Llama Guard 3 1B vs Llama 3 70B Instruct
Llama Guard 3 1B (2024) and Llama 3 70B Instruct (2024) are compact production models from AI at Meta. Llama Guard 3 1B ships a not-yet-sourced context window, while Llama 3 70B Instruct ships a 8K-token context window. On pricing, Llama Guard 3 1B costs $0.1/1M input tokens versus $0.4/1M for the alternative. This comparison covers specs, pricing, capabilities, benchmarks, provider availability, and production fit.
Llama Guard 3 1B is ~300% cheaper at $0.1/1M; pay for Llama 3 70B Instruct only for provider fit.
Specs
| Released | 2024-09-25 | 2024-04-18 |
| Context window | — | 8K |
| Parameters | 1B | 70B |
| Architecture | decoder only | decoder only |
| License | Open Source | Open Source |
| Knowledge cutoff | - | - |
Pricing and availability
| Llama Guard 3 1B | Llama 3 70B Instruct | |
|---|---|---|
| Input price | $0.1/1M tokens | $0.4/1M tokens |
| Output price | $0.1/1M tokens | $0.4/1M tokens |
| Providers |
Capabilities
| Llama Guard 3 1B | Llama 3 70B Instruct | |
|---|---|---|
| Vision | ||
| Multimodal | ||
| Reasoning | ||
| Function calling | ||
| Tool use | ||
| Structured outputs | ||
| Code execution |
Benchmarks
No shared benchmark rows are currently sourced for this pair.
Deep dive
The capability footprint differs most on structured outputs: Llama 3 70B Instruct. Both models share the core language-model surface, so the practical split is not just feature count. Use those differences to decide whether the page is about raw model quality, agentic coding support, multimodal ingestion, or predictable structured API behavior.
For cost, Llama Guard 3 1B lists $0.1/1M input and $0.1/1M output tokens, while Llama 3 70B Instruct lists $0.4/1M input and $0.4/1M output tokens on the cheapest tracked provider. A 70/30 input-output blend puts Llama Guard 3 1B lower by about $0.3 per million blended tokens. Availability is 1 providers versus 18, so concentration risk also matters.
Choose Llama Guard 3 1B when provider fit and lower input-token cost are central to the workload. Choose Llama 3 70B Instruct when provider fit and broader provider choice are more important. For production, rerun your own prompts through the exact provider, region, and tool stack you plan to ship.

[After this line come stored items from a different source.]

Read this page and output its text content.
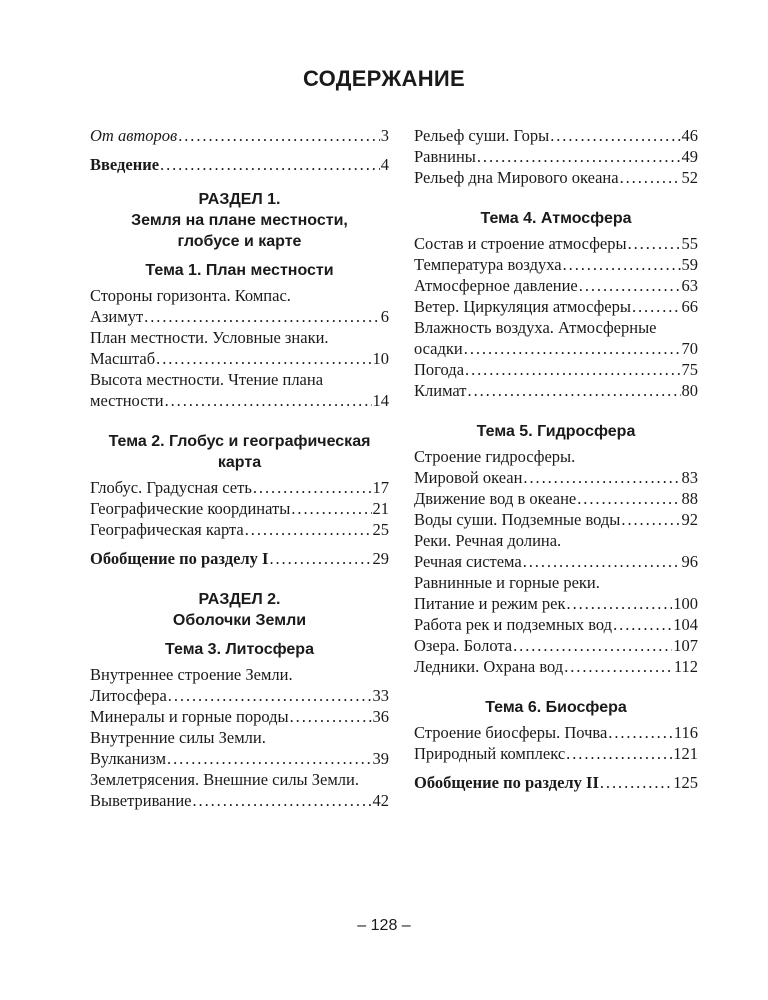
СОДЕРЖАНИЕ
От авторов . . .	3
Введение . . .	4
РАЗДЕЛ 1.
Земля на плане местности,
глобусе и карте
Тема 1. План местности
Стороны горизонта. Компас.
Азимут . . .	6
План местности. Условные знаки.
Масштаб . . .	10
Высота местности. Чтение плана
местности . . .	14
Тема 2. Глобус и географическая
карта
Глобус. Градусная сеть . . .	17
Географические координаты . . .	21
Географическая карта . . .	25
Обобщение по разделу I . . .	29
РАЗДЕЛ 2.
Оболочки Земли
Тема 3. Литосфера
Внутреннее строение Земли.
Литосфера . . .	33
Минералы и горные породы . . .	36
Внутренние силы Земли.
Вулканизм . . .	39
Землетрясения. Внешние силы Земли.
Выветривание . . .	42
Рельеф суши. Горы . . .	46
Равнины . . .	49
Рельеф дна Мирового океана . . .	52
Тема 4. Атмосфера
Состав и строение атмосферы . . .	55
Температура воздуха . . .	59
Атмосферное давление . . .	63
Ветер. Циркуляция атмосферы . . .	66
Влажность воздуха. Атмосферные
осадки . . .	70
Погода . . .	75
Климат . . .	80
Тема 5. Гидросфера
Строение гидросферы.
Мировой океан . . .	83
Движение вод в океане . . .	88
Воды суши. Подземные воды . . .	92
Реки. Речная долина.
Речная система . . .	96
Равнинные и горные реки.
Питание и режим рек . . .	100
Работа рек и подземных вод . . .	104
Озера. Болота . . .	107
Ледники. Охрана вод . . .	112
Тема 6. Биосфера
Строение биосферы. Почва . . .	116
Природный комплекс . . .	121
Обобщение по разделу II . . .	125
– 128 –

This keeps the decision grounded in measurable tradeoffs instead of brand-level assumptions. It also helps separate model capability from provider packaging, which can change cost and latency.
FAQ
Which is cheaper, Llama Guard 3 1B or Llama 3 70B Instruct?
Llama Guard 3 1B is cheaper on tracked token pricing. Llama Guard 3 1B costs $0.1/1M input and $0.1/1M output tokens. Llama 3 70B Instruct costs $0.4/1M input and $0.4/1M output tokens. Provider discounts or batch pricing can still change the final bill.

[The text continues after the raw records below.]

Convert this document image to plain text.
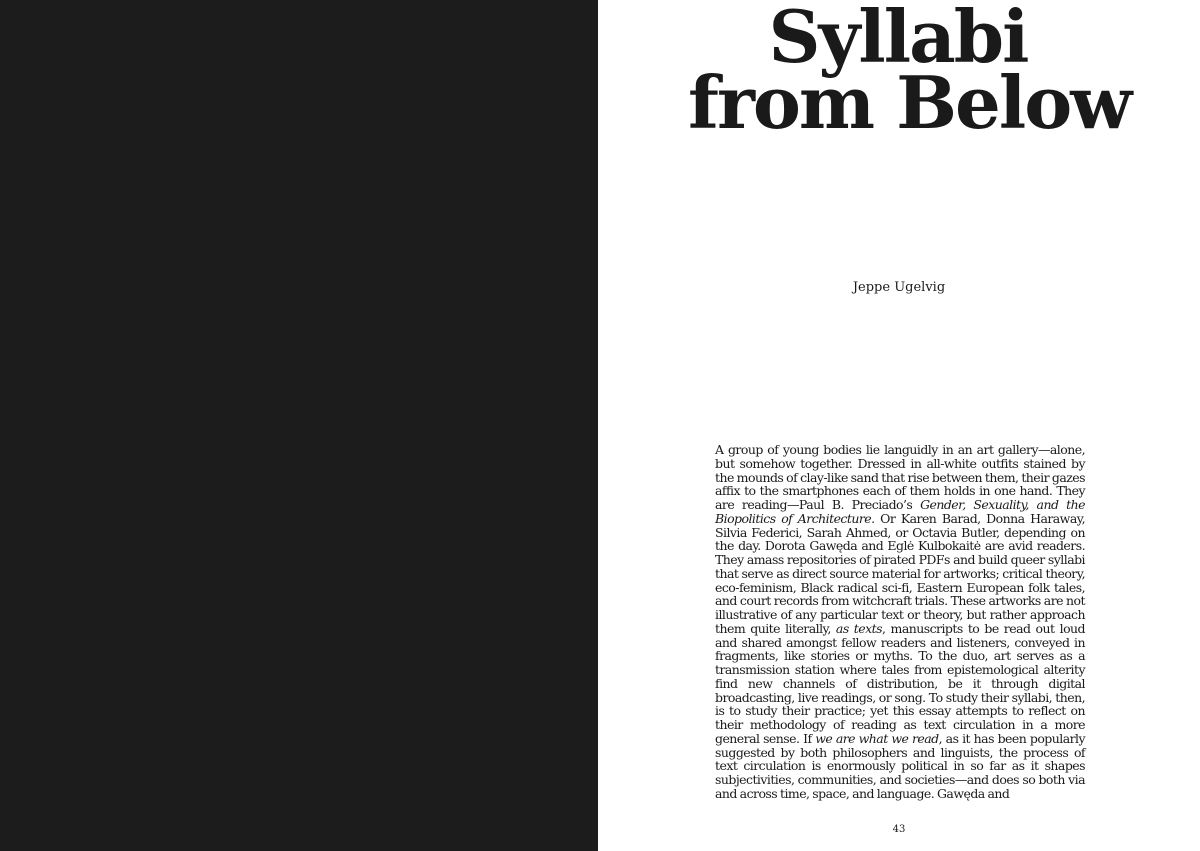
Syllabi
from Below
Jeppe Ugelvig

A group of young bodies lie languidly in an art gallery—alone, but somehow together. Dressed in all-white outfits stained by the mounds of clay-like sand that rise between them, their gazes affix to the smartphones each of them holds in one hand. They are reading—Paul B. Preciado’s Gender, Sexuality, and the Biopolitics of Architecture. Or Karen Barad, Donna Haraway, Silvia Federici, Sarah Ahmed, or Octavia Butler, depending on the day. Dorota Gawęda and Eglė Kulbokaitė are avid readers. They amass repositories of pirated PDFs and build queer syllabi that serve as direct source material for artworks; critical theory, eco-feminism, Black radical sci-fi, Eastern European folk tales, and court records from witchcraft trials. These artworks are not illustrative of any particular text or theory, but rather approach them quite literally, as texts, manuscripts to be read out loud and shared amongst fellow readers and listeners, conveyed in fragments, like stories or myths. To the duo, art serves as a transmission station where tales from epistemological alterity find new channels of distribution, be it through digital broadcasting, live readings, or song. To study their syllabi, then, is to study their practice; yet this essay attempts to reflect on their methodology of reading as text circulation in a more general sense. If we are what we read, as it has been popularly suggested by both philosophers and linguists, the process of text circulation is enormously political in so far as it shapes subjectivities, communities, and societies—and does so both via and across time, space, and language. Gawęda and

43
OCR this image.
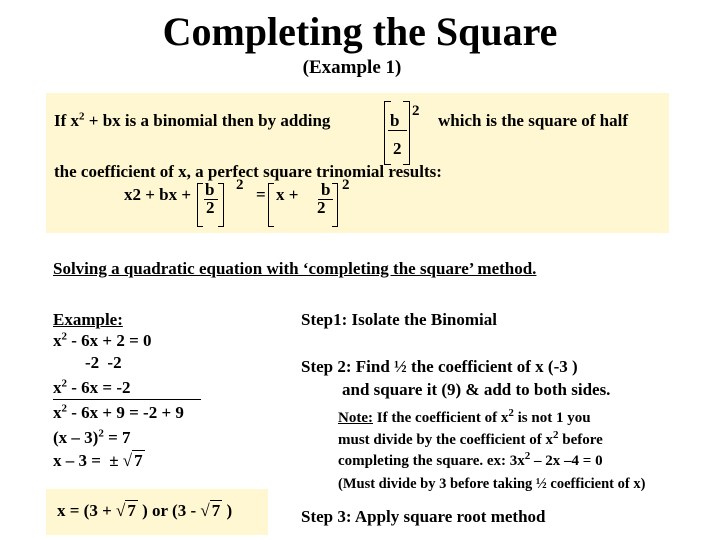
Completing the Square
(Example 1)
If $x^2$ + bx is a binomial then by adding	b
2
2 which is the square of half
the coefficient of x, a perfect square trinomial results:
x2 + bx + b
2
2 = x + b
2
2
Solving a quadratic equation with ‘completing the square’ method.
Example:
$x^2 - 6x + 2 = 0$
-2 -2
$x^2 - 6x = -2$
$x^2 - 6x + 9 = -2 + 9$
(x – 3)$^2$ = 7
x – 3 = ± √ 7
x = (3 + √ 7 ) or (3 - √ 7 )
Step1: Isolate the Binomial
Step 2: Find ½ the coefficient of x (-3 )
and square it (9) & add to both sides.
Note: If the coefficient of $x^2$ is not 1 you
must divide by the coefficient of $x^2$ before
completing the square. ex: $3x^2 - 2x$ –4 = 0
(Must divide by 3 before taking ½ coefficient of x)
Step 3: Apply square root method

Is Llama Guard 3 1B or Llama 3 70B Instruct open source?
Llama Guard 3 1B is listed under Open Source. Llama 3 70B Instruct is listed under Open Source. License labels affect whether you can self-host, redistribute weights, or rely only on hosted APIs, so confirm the upstream license before deployment.
Which is better for structured outputs, Llama Guard 3 1B or Llama 3 70B Instruct?

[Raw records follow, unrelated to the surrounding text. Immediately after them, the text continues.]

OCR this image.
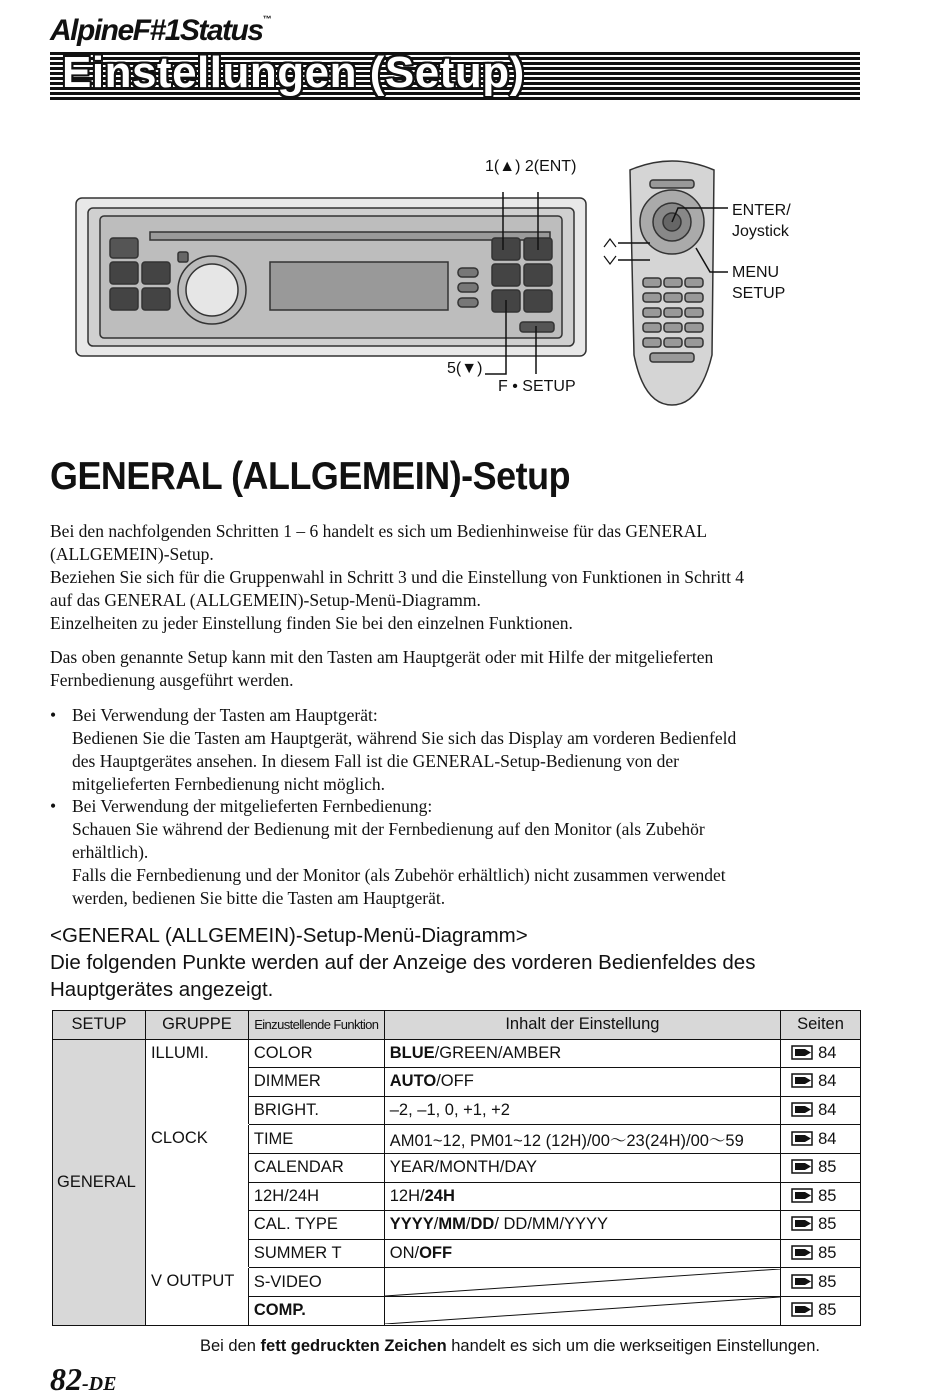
AlpineF#1Status™
Einstellungen (Setup)
1(▲) 2(ENT)
5(▼)
F • SETUP
ENTER/
Joystick
MENU
SETUP
GENERAL (ALLGEMEIN)-Setup

Bei den nachfolgenden Schritten 1 – 6 handelt es sich um Bedienhinweise für das GENERAL

(ALLGEMEIN)-Setup.

Beziehen Sie sich für die Gruppenwahl in Schritt 3 und die Einstellung von Funktionen in Schritt 4

auf das GENERAL (ALLGEMEIN)-Setup-Menü-Diagramm.

Einzelheiten zu jeder Einstellung finden Sie bei den einzelnen Funktionen.

Das oben genannte Setup kann mit den Tasten am Hauptgerät oder mit Hilfe der mitgelieferten

Fernbedienung ausgeführt werden.

• Bei Verwendung der Tasten am Hauptgerät:
Bedienen Sie die Tasten am Hauptgerät, während Sie sich das Display am vorderen Bedienfeld
des Hauptgerätes ansehen. In diesem Fall ist die GENERAL-Setup-Bedienung von der
mitgelieferten Fernbedienung nicht möglich.
• Bei Verwendung der mitgelieferten Fernbedienung:
Schauen Sie während der Bedienung mit der Fernbedienung auf den Monitor (als Zubehör
erhältlich).
Falls die Fernbedienung und der Monitor (als Zubehör erhältlich) nicht zusammen verwendet
werden, bedienen Sie bitte die Tasten am Hauptgerät.
<GENERAL (ALLGEMEIN)-Setup-Menü-Diagramm>
Die folgenden Punkte werden auf der Anzeige des vorderen Bedienfeldes des
Hauptgerätes angezeigt.
SETUP	GRUPPE	Einzustellende Funktion	Inhalt der Einstellung	Seiten
GENERAL	ILLUMI.	COLOR	BLUE/GREEN/AMBER	84
		DIMMER	AUTO/OFF	84
		BRIGHT.	–2, –1, 0, +1, +2	84
	CLOCK	TIME	AM01~12, PM01~12 (12H)/00〜23(24H)/00〜59	84
		CALENDAR	YEAR/MONTH/DAY	85
		12H/24H	12H/24H	85
		CAL. TYPE	YYYY/MM/DD/ DD/MM/YYYY	85
		SUMMER T	ON/OFF	85
	V OUTPUT	S-VIDEO		85
		COMP.		85
Bei den fett gedruckten Zeichen handelt es sich um die werkseitigen Einstellungen.
82-DE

Llama 3 70B Instruct has the clearer documented structured outputs signal in this comparison. If structured outputs is mission-critical, validate it against the provider endpoint because model-level support and API-level exposure can differ.
Where can I run Llama Guard 3 1B and Llama 3 70B Instruct?
Llama Guard 3 1B is available on Fireworks AI. Llama 3 70B Instruct is available on GCP Vertex AI, AWS Bedrock, Microsoft Foundry, NVIDIA NIM, and DeepInfra. Provider coverage can affect latency, region availability, compliance posture, and fallback options.
When should I pick Llama Guard 3 1B over Llama 3 70B Instruct?
Llama Guard 3 1B is ~300% cheaper at $0.1/1M; pay for Llama 3 70B Instruct only for provider fit. If your workload also depends on provider fit, start with Llama Guard 3 1B; if it depends on provider fit, run the same evaluation with Llama 3 70B Instruct.
Continue comparing
Last reviewed: 2026-04-24. Data sourced from public model cards and provider documentation.